Ein Chor­pro­jekt der 3./4. Klasse

Vor gut einem hal­ben Jahr absol­vier­te Vanes­sa Sper­ling in der 3./4. Klas­se ein Prak­ti­kum. Als ange­hen­de Pri­mar­leh­re­rin wird ver­langt, dass sie als Abschluss ein Pra­xis­pro­jekt erar­bei­tet. Sie selbst singt gern, hat schon in einer Band mit­ge­spielt und bringt in die­sem Fach vie­le eige­ne Erfah­run­gen mit. Aus die­sem Grund ent­schied sie sich für ein Chor­pro­jekt, das sie mit den Wens­lin­ger Mit­tel­stu­fen­kin­dern ver­wirk­li­chen wollte.

Das Pra­xis­the­ma ihres Prak­ti­kums vom Janu­ar lau­te­te “Rei­me”. In die­ser Zeit setz­ten sich die Kin­der mit Gedich­ten aus­ein­an­der.
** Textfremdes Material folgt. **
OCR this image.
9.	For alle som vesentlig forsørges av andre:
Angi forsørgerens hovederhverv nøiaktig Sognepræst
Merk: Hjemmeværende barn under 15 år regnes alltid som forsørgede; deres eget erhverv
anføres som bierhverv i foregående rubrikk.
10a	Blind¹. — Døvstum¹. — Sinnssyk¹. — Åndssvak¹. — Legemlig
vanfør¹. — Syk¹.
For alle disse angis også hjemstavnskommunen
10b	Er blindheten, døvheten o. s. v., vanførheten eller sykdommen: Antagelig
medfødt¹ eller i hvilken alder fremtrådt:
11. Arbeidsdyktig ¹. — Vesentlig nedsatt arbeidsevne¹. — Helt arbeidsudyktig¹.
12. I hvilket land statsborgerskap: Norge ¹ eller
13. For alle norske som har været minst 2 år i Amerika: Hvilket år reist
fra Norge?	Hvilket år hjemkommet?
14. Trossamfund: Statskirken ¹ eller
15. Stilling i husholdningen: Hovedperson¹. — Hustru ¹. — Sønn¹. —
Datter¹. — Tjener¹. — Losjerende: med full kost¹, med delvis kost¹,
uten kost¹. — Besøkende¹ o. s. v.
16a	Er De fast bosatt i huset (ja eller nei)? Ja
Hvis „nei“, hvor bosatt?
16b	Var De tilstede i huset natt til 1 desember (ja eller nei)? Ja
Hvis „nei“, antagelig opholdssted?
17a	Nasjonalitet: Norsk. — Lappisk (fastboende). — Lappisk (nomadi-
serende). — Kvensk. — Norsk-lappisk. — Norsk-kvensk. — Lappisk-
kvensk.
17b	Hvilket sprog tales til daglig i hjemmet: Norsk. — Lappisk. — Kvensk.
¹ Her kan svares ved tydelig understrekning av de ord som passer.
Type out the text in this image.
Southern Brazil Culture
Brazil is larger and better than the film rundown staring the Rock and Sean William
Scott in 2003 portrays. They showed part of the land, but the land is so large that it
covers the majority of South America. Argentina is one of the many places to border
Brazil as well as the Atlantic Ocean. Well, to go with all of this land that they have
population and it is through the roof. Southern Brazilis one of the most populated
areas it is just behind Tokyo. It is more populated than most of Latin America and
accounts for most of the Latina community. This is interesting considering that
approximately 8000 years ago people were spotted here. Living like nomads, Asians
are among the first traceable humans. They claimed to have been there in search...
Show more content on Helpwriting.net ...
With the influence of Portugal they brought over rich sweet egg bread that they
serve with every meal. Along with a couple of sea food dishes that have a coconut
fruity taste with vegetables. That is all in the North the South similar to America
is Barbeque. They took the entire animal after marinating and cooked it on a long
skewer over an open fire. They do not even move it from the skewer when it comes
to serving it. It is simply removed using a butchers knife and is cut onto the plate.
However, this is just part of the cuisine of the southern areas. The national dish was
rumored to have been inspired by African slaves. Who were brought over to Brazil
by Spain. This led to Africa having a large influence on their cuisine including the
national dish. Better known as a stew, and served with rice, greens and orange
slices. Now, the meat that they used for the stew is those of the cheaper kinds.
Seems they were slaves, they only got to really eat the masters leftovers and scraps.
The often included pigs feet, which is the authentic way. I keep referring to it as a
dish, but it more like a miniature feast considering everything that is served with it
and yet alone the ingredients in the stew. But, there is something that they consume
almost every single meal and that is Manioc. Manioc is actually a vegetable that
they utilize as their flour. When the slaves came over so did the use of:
Als die Idee des Chor­pro­jekts Gestalt annahm, einig­ten sich die am Werk mit­ge­stal­ten­den Leh­re­rin­nen auf das The­ma “Freund­schaft”. In der Fol­ge kre­ierten die Schü­le­rIn­nen dazu eige­ne Ver­se. Nach­fol­gend fin­den Sie zwei Aus­schnit­te aus der manch­mal zum Schmun­zeln anre­gen­den Sammlung:

“Das Schön­ste ist dich zu ken­nen und dei­nen Namen zu nen­nen. Das schön­ste Foto ist mit ihr da drauf sind wir mit einem Stier. Das Foto steht jetzt immer hier.” “Mei­ne Freun­din ist mit mir ver­wandt und sie ist ziem­lich ele­gant. Ich füh­le mich sehr wohl bei dir,genau­so wie bei mei­nem Tier.”

Die gelun­ge­nen Gedich­te und ein bun­ter Lie­der­mix bil­de­ten so die Grund­la­ge für das Pro­jekt. Das Ziel war, am Ende ein grös­se­res Publi­kum mit Gesang und Sprach­witz zu begeistern.

 

Heu­te bin ich bei einer der letz­ten Pro­ben dabei. Frau Bür­gin lei­tet das “Auf­wär­men” mit rhyth­mi­schen Übun­gen für Kör­per und Stim­me. In ver­dan­kens­wer­ter Wei­se beglei­tet Frau Old­ani die Klas­se am Klavier.

Der Ein­stieg beginnt mit drei Lie­dern, eines sogar mit Tanz­ein­la­gen. Frau Old­ani gibt zwi­schen­durch prak­ti­sche Tipps, die die Schü­le­rIn­nen rasch und hör­bar umset­zen. Anschlies­send wer­den vier Gedich­te allein oder in Grup­pen vor­ge­tra­gen. Hier zei­gen sich die Tücken der Tech­nik. Auch das rich­ti­ge “in ein Mikro­fon spre­chen” muss gelernt sein. Danach folgt Karao­ke-Sin­gen. Das heisst, die Musik wird per Com­pu­ter ein­ge­spielt, der Chor singt den Refrain.

Bei einem Lied wagen sogar drei Sän­ge­rin­nen den Text solo zu sin­gen. Nach dem zwei­ten Gedich­te­block schlies­sen drei Lie­der das Pro­gramm ab.

Eine kur­ze Pau­se nüt­zen die Kin­der zum Plau­dern, danach wer­den zwei Stücke noch­mals geprobt. Deut­lich höre ich, dass sich vie­le die prak­ti­schen Anre­gun­gen zu Her­zen genom­men haben, die Aus­spra­che deut­li­cher ist und die Lie­der strah­len­der klingen.

Auf jeden Fall ver­spricht der erfri­schen­de Mix aus eng­li­schen, deut­schen und Mund­art­lie­dern kom­bi­niert mit wit­zi­gen und nach­denk­li­chen Gedich­ten eine span­nen­de Aufführung.